At Indian Valley High School, located in Enon, Ohio, students will roll a dice to see if they have to take a breathalyzer test when they arrive at the dance. A number between one and six will be selected before the die is rolled and if students roll that number, they’re selected. It’s something the high school has been doing for the last four years for prom and homecoming, and something students have somewhat embraced. While not accusing students, the idea is to communicate that drinking is not going to be permitted, nor should it be something you’re engaging in a social activity like the prom. The high school also hosted speakers and representatives of organizations that promote abstinence from drugs and alcohol.

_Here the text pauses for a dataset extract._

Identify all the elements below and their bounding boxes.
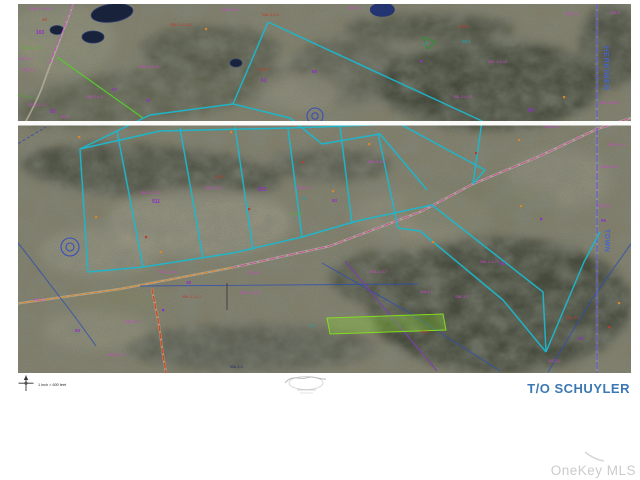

The Ohio Valley Mall hosted the fifth-annual Prom Safety Day, with close to 600 students from high schools at Union Local, Bellaire, St. Clairsville, Barnesville, Martins Ferry, Shadyside, and Bridgeport high schools in attendance. Speakers at the event included Belmont County Common Pleas Judge Frank Fregiato, who spoke about the consequences of drinking and driving, adding that many young people fail to understand the reality that death or serious injury can touch them or a loved one. He also went over the consequences of incarceration, loss of a driver’s license, and increased insurance rates that they are agreeing to face when they decide to drink and drive.
A committee of Howland High School parents organized a post-prom event for all Howland junior and senior students in order to keep students safe. In February, the committee submitted an essay, budget and PowerPoint presentation for the Herren Project Purple and Proud Grant. The committee was notified that Howland was awarded the first place grant of $2,000. Following prom on May 13, students were transported by bus to Fun N Stuff in Macedonia where they hosted Howland High School students for an all-night party. This movement was encouraged to keep students safe and exercise smart decision-making.
GCADA is joining the National Foundation for Teen Safe Driving in Senior Promise 2017, a nationwide campaign that urges all students, parents and other community members to do their part to institutionalize smart choices for prom goers and graduates. Senior Promise 2017 urges all members of the community to learn about the facts and do their part to help teens stay safe as they celebrate these milestone events. The call-to-action begins with a knowledge and understanding of the facts, followed by a pledge from each of us to support smart choices and safe driving to help make this a safe, exciting and memorable time for the Class of 2017. As a way of saying ‘thanks’ and encourage support, campaign participants can enter to win prizes that will be awarded weekly during the camping period.